Let V be an inner product space, S and $S_0 $be subsets of V, and W be a finite-dimensional subspace of V.

Prove:$S_0 \subset S$ implies $S^{\bot} \subset S_0^{\bot}$

Pf: Let $x \in S^{\bot}$, for all $y \in S$, the inner product $\langle x,y \rangle$ is given $\langle x,y \rangle=0$, which implies $y \in S_0$ Then $S_0 \subset S$, $x \in S_0^{\bot}$.Proved.

Prove: $W=(W^{\bot})^{\bot}$

Pf: Let $x \in W$ and $y \in W^{\bot}$.
By definition, for all $y \in W^{\bot}$, the inner product is given by $\langle x,y \rangle=0$.
Using $x \in W$, this gives $W \subset (W^{\bot})^{\bot}$ How to prove the other side?

Answer 1

Suppose that $w\in (W^\perp)^\perp$ then $\left<w,x \right>=0$ for all $x\in W^\perp$.
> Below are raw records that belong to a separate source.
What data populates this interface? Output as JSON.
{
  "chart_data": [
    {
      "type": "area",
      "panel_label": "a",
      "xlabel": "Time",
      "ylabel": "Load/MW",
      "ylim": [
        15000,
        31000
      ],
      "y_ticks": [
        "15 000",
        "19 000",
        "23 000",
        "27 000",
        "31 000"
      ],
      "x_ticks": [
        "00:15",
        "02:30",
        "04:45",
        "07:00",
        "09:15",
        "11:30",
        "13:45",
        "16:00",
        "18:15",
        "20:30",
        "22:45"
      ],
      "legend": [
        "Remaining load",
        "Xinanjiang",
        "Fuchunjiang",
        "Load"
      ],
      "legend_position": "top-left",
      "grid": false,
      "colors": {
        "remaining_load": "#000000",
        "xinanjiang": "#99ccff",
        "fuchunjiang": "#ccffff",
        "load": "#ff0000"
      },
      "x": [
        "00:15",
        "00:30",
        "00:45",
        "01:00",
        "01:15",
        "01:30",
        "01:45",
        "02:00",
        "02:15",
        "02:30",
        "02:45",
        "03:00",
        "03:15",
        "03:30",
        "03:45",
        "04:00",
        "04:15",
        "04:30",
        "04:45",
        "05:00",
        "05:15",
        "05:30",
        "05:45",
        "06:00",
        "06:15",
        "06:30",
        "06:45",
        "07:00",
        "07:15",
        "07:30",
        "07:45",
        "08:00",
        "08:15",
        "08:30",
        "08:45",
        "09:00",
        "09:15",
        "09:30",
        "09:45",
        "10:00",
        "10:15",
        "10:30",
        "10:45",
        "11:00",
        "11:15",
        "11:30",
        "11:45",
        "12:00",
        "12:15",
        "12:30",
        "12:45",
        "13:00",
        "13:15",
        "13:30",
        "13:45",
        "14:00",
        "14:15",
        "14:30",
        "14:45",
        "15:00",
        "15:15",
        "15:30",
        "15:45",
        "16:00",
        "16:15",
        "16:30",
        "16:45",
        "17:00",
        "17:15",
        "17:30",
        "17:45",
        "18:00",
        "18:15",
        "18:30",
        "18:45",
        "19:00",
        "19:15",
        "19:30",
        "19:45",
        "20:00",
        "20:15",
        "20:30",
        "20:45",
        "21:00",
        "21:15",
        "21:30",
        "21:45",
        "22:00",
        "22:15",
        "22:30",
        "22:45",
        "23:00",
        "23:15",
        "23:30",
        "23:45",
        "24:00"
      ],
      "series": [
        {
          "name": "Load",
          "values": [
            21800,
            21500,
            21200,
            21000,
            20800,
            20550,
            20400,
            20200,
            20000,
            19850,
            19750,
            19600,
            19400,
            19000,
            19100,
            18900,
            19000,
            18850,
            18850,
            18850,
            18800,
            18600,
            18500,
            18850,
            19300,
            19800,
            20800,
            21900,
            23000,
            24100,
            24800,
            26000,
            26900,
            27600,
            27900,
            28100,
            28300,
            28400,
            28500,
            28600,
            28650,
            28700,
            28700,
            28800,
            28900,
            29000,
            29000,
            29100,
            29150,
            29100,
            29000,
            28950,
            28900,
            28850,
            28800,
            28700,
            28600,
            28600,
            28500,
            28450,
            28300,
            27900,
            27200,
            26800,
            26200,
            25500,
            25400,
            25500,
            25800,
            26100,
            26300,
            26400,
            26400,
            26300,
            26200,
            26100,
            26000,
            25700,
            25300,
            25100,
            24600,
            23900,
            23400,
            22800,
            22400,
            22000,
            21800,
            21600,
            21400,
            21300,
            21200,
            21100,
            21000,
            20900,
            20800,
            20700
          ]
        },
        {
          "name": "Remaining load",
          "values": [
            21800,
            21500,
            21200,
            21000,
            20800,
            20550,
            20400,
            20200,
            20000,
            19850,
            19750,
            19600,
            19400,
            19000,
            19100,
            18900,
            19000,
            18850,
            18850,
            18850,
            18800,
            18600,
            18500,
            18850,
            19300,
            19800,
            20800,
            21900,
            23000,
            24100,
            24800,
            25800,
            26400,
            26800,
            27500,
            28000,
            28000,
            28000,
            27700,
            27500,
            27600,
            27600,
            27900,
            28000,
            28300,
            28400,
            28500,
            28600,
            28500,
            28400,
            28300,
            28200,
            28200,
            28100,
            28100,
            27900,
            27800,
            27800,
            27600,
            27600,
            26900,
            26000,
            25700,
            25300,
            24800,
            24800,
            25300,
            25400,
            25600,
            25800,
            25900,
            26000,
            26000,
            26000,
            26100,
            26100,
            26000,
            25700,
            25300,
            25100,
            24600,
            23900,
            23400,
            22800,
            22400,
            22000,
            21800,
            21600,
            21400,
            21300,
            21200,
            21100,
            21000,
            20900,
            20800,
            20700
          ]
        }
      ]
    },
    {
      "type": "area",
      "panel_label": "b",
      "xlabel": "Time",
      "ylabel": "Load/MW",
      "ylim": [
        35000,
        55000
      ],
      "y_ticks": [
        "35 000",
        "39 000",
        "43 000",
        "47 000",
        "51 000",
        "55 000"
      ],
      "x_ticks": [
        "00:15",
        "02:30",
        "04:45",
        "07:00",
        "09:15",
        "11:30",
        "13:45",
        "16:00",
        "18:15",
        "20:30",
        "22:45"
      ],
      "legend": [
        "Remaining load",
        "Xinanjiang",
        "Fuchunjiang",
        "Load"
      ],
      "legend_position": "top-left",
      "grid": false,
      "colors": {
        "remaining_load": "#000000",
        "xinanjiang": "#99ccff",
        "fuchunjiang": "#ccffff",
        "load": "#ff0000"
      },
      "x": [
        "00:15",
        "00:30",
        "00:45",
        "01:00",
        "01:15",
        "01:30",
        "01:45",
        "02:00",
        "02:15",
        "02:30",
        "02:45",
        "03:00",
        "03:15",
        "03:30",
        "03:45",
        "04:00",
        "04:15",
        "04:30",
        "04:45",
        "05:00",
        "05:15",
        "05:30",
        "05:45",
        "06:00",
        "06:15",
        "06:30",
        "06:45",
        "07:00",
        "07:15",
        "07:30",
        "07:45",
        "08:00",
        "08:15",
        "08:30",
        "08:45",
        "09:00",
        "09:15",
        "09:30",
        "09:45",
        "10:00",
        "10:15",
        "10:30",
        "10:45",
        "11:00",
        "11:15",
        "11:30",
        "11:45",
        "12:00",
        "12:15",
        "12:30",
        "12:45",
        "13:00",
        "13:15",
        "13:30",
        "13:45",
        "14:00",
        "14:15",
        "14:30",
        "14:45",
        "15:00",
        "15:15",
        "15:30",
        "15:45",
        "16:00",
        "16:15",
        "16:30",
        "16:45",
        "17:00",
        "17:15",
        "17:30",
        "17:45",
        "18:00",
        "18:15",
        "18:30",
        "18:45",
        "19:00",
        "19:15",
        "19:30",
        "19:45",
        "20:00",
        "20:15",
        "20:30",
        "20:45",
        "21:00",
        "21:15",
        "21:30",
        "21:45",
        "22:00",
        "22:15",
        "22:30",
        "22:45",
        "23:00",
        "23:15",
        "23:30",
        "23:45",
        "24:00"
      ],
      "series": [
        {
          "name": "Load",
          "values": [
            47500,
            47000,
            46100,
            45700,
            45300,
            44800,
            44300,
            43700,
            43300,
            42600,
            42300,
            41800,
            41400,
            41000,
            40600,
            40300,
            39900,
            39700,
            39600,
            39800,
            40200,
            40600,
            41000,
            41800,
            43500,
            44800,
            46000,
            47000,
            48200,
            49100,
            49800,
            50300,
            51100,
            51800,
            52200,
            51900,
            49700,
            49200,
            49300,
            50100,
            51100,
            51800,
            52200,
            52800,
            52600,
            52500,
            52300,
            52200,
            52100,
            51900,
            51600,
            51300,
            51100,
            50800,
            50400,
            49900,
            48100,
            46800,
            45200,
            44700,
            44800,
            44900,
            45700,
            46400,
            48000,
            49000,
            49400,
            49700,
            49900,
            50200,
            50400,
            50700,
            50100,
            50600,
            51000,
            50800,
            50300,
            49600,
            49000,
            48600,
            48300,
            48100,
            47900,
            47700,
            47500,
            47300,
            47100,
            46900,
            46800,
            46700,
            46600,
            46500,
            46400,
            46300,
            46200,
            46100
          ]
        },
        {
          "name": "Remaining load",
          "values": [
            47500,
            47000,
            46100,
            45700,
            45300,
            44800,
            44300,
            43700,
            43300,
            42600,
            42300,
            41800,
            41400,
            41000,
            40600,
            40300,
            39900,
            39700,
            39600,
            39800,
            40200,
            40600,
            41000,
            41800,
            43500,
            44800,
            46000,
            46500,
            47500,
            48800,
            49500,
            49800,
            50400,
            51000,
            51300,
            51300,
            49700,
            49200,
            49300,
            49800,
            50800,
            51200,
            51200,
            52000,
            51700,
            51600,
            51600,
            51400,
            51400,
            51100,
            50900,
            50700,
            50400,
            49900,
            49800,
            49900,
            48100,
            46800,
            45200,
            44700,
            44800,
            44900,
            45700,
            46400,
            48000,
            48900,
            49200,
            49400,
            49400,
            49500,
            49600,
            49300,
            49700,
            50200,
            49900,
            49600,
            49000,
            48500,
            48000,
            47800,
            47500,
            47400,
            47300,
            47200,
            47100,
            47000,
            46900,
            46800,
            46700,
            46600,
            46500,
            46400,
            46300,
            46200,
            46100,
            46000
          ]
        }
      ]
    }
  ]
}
If $w\not\in W$, then $w=v+v'$ where $v\in W$ and $v'\in W^\perp\setminus \{0\}$. Then $$0=\left<w,x \right>=\left<v,x \right>+\left<v',x \right>=\left<v',x \right>$$ for all $x\in W^\perp.$ However, $v'\in W^\perp$ and $\left<v',v' \right>\neq 0$ so it is a contradiction.